Avastin is prescribed in combination with chemotherapy drugs and is used in breast, colon, kidney, brain, and a common type of lung cancer. It is Roche’s top-selling product. While clinical data has shown adding Avastin to chemotherapy to treat colon and lung cancer increases patients’ survival time, the benefit is not as clear in other cancers raising questions of efficacy. Avastin had about $6.8 billion in global sales last year, growing 9% from a year earlier and making up 14% of Roche’s total.
Hal Barron, Roche’s chief medical officer and head of global product development, said the company believed Avastin “is an important option for women with this disease and should remain an FDA-approved choice.” He added, “We appreciate the opportunity to continue our discussion with the FDA during a public hearing about the use of Avastin in metastatic breast cancer.” At least since the hearings are scheduled for June 28 and 29, Avastin would remain approved for usage in the U.S. for breast cancer until then. Most insurers are still paying for its use against breast cancer. An FDA spokeswoman said the final decision would be made by the FDA commissioner sometime after the hearing.

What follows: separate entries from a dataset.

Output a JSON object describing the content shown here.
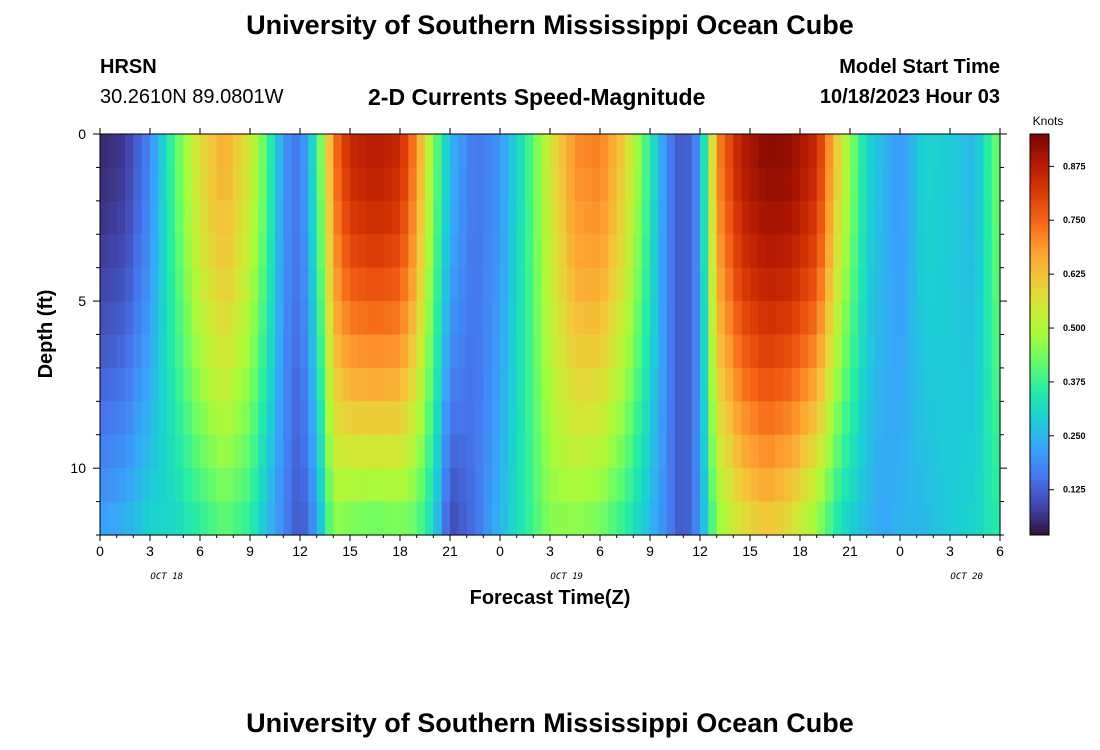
{
  "header": {
    "title": "University of Southern Mississippi Ocean Cube",
    "station": "HRSN",
    "coords": "30.2610N  89.0801W",
    "model_label": "Model Start Time",
    "model_value": "10/18/2023 Hour 03"
  },
  "footer": {
    "title": "University of Southern Mississippi Ocean Cube"
  },
  "colors": {
    "colormap": [
      "#30123b",
      "#4145ab",
      "#4675ed",
      "#39a2fc",
      "#1bcfd4",
      "#24eca6",
      "#61fc6c",
      "#a4fc3b",
      "#d1e834",
      "#f3c63a",
      "#fe9b2d",
      "#f36315",
      "#d93806",
      "#b11901",
      "#7a0403"
    ],
    "frame": "#000000"
  },
  "chart_data": {
    "type": "heatmap",
    "title": "2-D Currents Speed-Magnitude",
    "xlabel": "Forecast Time(Z)",
    "ylabel": "Depth (ft)",
    "x_ticks": [
      "0",
      "3",
      "6",
      "9",
      "12",
      "15",
      "18",
      "21",
      "0",
      "3",
      "6",
      "9",
      "12",
      "15",
      "18",
      "21",
      "0",
      "3",
      "6"
    ],
    "date_labels": [
      "OCT 18",
      "OCT 19",
      "OCT 20"
    ],
    "y_ticks": [
      "0",
      "5",
      "10"
    ],
    "ylim": [
      0,
      12
    ],
    "colorbar": {
      "title": "Knots",
      "ticks": [
        "0.875",
        "0.750",
        "0.625",
        "0.500",
        "0.375",
        "0.250",
        "0.125"
      ],
      "range": [
        0.02,
        0.95
      ]
    },
    "x_hours": 54,
    "depth_levels": 12,
    "speed_profiles": [
      {
        "t": 0,
        "surface": 0.05,
        "bottom": 0.22
      },
      {
        "t": 1.5,
        "surface": 0.07,
        "bottom": 0.25
      },
      {
        "t": 3,
        "surface": 0.18,
        "bottom": 0.3
      },
      {
        "t": 4.5,
        "surface": 0.4,
        "bottom": 0.3
      },
      {
        "t": 6,
        "surface": 0.58,
        "bottom": 0.35
      },
      {
        "t": 7.5,
        "surface": 0.66,
        "bottom": 0.4
      },
      {
        "t": 9,
        "surface": 0.55,
        "bottom": 0.35
      },
      {
        "t": 10,
        "surface": 0.4,
        "bottom": 0.25
      },
      {
        "t": 11,
        "surface": 0.2,
        "bottom": 0.18
      },
      {
        "t": 12,
        "surface": 0.15,
        "bottom": 0.1
      },
      {
        "t": 13,
        "surface": 0.35,
        "bottom": 0.2
      },
      {
        "t": 14,
        "surface": 0.72,
        "bottom": 0.45
      },
      {
        "t": 15,
        "surface": 0.85,
        "bottom": 0.42
      },
      {
        "t": 16.5,
        "surface": 0.88,
        "bottom": 0.4
      },
      {
        "t": 18,
        "surface": 0.85,
        "bottom": 0.42
      },
      {
        "t": 19,
        "surface": 0.7,
        "bottom": 0.4
      },
      {
        "t": 20,
        "surface": 0.45,
        "bottom": 0.3
      },
      {
        "t": 21,
        "surface": 0.25,
        "bottom": 0.08
      },
      {
        "t": 22.5,
        "surface": 0.15,
        "bottom": 0.15
      },
      {
        "t": 24,
        "surface": 0.2,
        "bottom": 0.25
      },
      {
        "t": 25.5,
        "surface": 0.35,
        "bottom": 0.35
      },
      {
        "t": 27,
        "surface": 0.55,
        "bottom": 0.45
      },
      {
        "t": 28.5,
        "surface": 0.7,
        "bottom": 0.45
      },
      {
        "t": 30,
        "surface": 0.72,
        "bottom": 0.42
      },
      {
        "t": 31.5,
        "surface": 0.6,
        "bottom": 0.35
      },
      {
        "t": 33,
        "surface": 0.35,
        "bottom": 0.25
      },
      {
        "t": 34,
        "surface": 0.18,
        "bottom": 0.18
      },
      {
        "t": 35,
        "surface": 0.1,
        "bottom": 0.1
      },
      {
        "t": 36,
        "surface": 0.2,
        "bottom": 0.2
      },
      {
        "t": 37,
        "surface": 0.7,
        "bottom": 0.45
      },
      {
        "t": 38.5,
        "surface": 0.88,
        "bottom": 0.55
      },
      {
        "t": 40,
        "surface": 0.93,
        "bottom": 0.6
      },
      {
        "t": 41.5,
        "surface": 0.92,
        "bottom": 0.55
      },
      {
        "t": 43,
        "surface": 0.85,
        "bottom": 0.45
      },
      {
        "t": 44.5,
        "surface": 0.55,
        "bottom": 0.3
      },
      {
        "t": 46,
        "surface": 0.3,
        "bottom": 0.25
      },
      {
        "t": 47,
        "surface": 0.25,
        "bottom": 0.22
      },
      {
        "t": 48,
        "surface": 0.2,
        "bottom": 0.25
      },
      {
        "t": 49.5,
        "surface": 0.3,
        "bottom": 0.25
      },
      {
        "t": 51,
        "surface": 0.28,
        "bottom": 0.28
      },
      {
        "t": 52.5,
        "surface": 0.25,
        "bottom": 0.3
      },
      {
        "t": 54,
        "surface": 0.45,
        "bottom": 0.35
      }
    ]
  }
}
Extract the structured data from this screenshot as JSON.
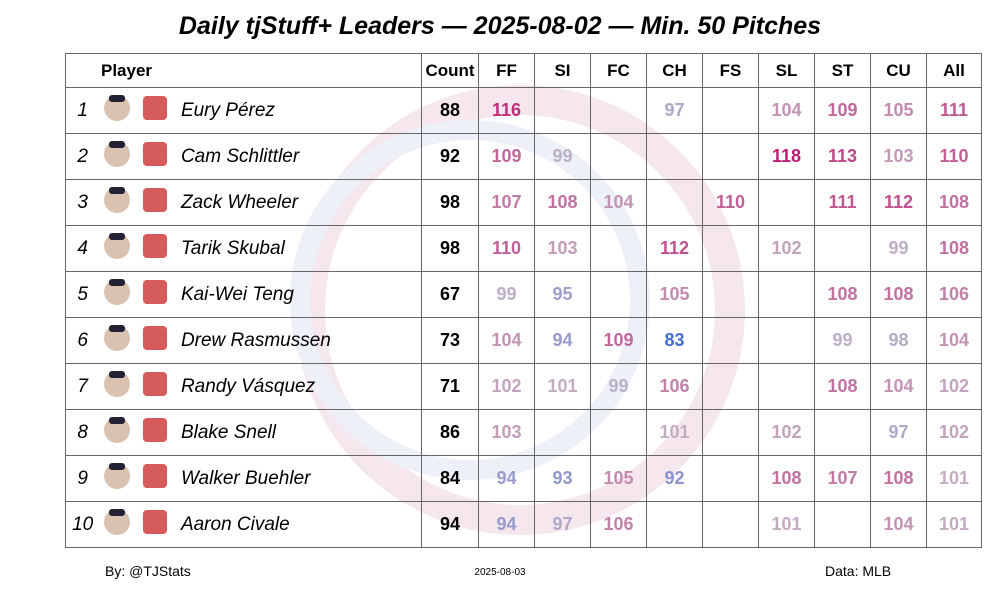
{
  "title": "Daily tjStuff+ Leaders — 2025-08-02 — Min. 50 Pitches",
  "table": {
    "columns": [
      "Player",
      "Count",
      "FF",
      "SI",
      "FC",
      "CH",
      "FS",
      "SL",
      "ST",
      "CU",
      "All"
    ],
    "rows": [
      {
        "rank": 1,
        "player": "Eury Pérez",
        "count": 88,
        "values": [
          116,
          null,
          null,
          97,
          null,
          104,
          109,
          105,
          111
        ]
      },
      {
        "rank": 2,
        "player": "Cam Schlittler",
        "count": 92,
        "values": [
          109,
          99,
          null,
          null,
          null,
          118,
          113,
          103,
          110
        ]
      },
      {
        "rank": 3,
        "player": "Zack Wheeler",
        "count": 98,
        "values": [
          107,
          108,
          104,
          null,
          110,
          null,
          111,
          112,
          108
        ]
      },
      {
        "rank": 4,
        "player": "Tarik Skubal",
        "count": 98,
        "values": [
          110,
          103,
          null,
          112,
          null,
          102,
          null,
          99,
          108
        ]
      },
      {
        "rank": 5,
        "player": "Kai-Wei Teng",
        "count": 67,
        "values": [
          99,
          95,
          null,
          105,
          null,
          null,
          108,
          108,
          106
        ]
      },
      {
        "rank": 6,
        "player": "Drew Rasmussen",
        "count": 73,
        "values": [
          104,
          94,
          109,
          83,
          null,
          null,
          99,
          98,
          104
        ]
      },
      {
        "rank": 7,
        "player": "Randy Vásquez",
        "count": 71,
        "values": [
          102,
          101,
          99,
          106,
          null,
          null,
          108,
          104,
          102
        ]
      },
      {
        "rank": 8,
        "player": "Blake Snell",
        "count": 86,
        "values": [
          103,
          null,
          null,
          101,
          null,
          102,
          null,
          97,
          102
        ]
      },
      {
        "rank": 9,
        "player": "Walker Buehler",
        "count": 84,
        "values": [
          94,
          93,
          105,
          92,
          null,
          108,
          107,
          108,
          101
        ]
      },
      {
        "rank": 10,
        "player": "Aaron Civale",
        "count": 94,
        "values": [
          94,
          97,
          106,
          null,
          null,
          101,
          null,
          104,
          101
        ]
      }
    ]
  },
  "footer": {
    "left": "By: @TJStats",
    "center": "2025-08-03",
    "right": "Data: MLB"
  }
}
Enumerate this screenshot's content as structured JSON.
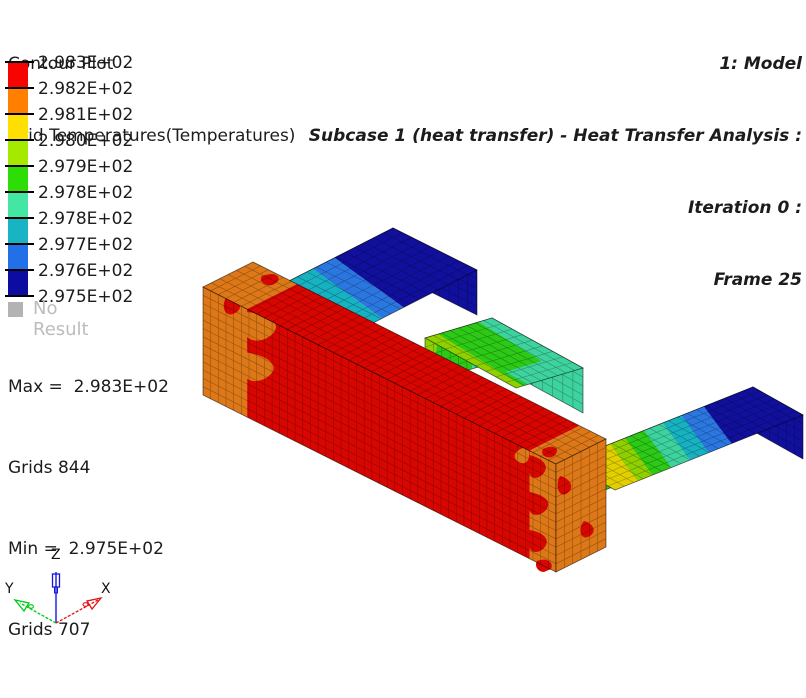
{
  "header": {
    "plot_type": "Contour Plot",
    "result": "Grid Temperatures(Temperatures)",
    "model_lines": [
      "1: Model",
      "Subcase 1 (heat transfer) - Heat Transfer Analysis :",
      "Iteration 0 :",
      "Frame 25"
    ]
  },
  "legend": {
    "values": [
      "2.983E+02",
      "2.982E+02",
      "2.981E+02",
      "2.980E+02",
      "2.979E+02",
      "2.978E+02",
      "2.978E+02",
      "2.977E+02",
      "2.976E+02",
      "2.975E+02"
    ],
    "band_colors": [
      "#f50400",
      "#ff8000",
      "#ffdf00",
      "#a6e900",
      "#2cdd06",
      "#44e6a4",
      "#18b4c4",
      "#2170e8",
      "#0c0ca0"
    ],
    "no_result_label": "No Result",
    "no_result_color": "#b3b3b3",
    "no_result_text_color": "#bcbcbc"
  },
  "stats": {
    "max_line": "Max =  2.983E+02",
    "max_grid_line": "Grids 844",
    "min_line": "Min =  2.975E+02",
    "min_grid_line": "Grids 707"
  },
  "triad": {
    "x": "X",
    "y": "Y",
    "z": "Z",
    "x_color": "#e01414",
    "y_color": "#00c814",
    "z_color": "#1616e0"
  },
  "scene": {
    "background": "#ffffff",
    "mesh_line_color": "rgba(0,0,0,0.32)",
    "outline_color": "rgba(0,0,0,0.45)",
    "palette": {
      "red": "#d80600",
      "orange": "#dd7818",
      "yellow": "#e2cf00",
      "chartreuse": "#8ed000",
      "green": "#2cc916",
      "springgreen": "#3ed29e",
      "teal": "#17b2c2",
      "blue": "#2b77e0",
      "navy": "#10109d"
    }
  }
}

A spokeswoman for the non-profit Breast Cancer Action group said the meeting could be productive if it leads to reforms in how the FDA reviews and approves cancer drugs. “But if this is just going to be about Roche buying their way into the FDA and putting profits before patients, then I think this meeting is going to be highly questionable,” said Angela Wall, communications manager for the San Francisco-based advocacy group.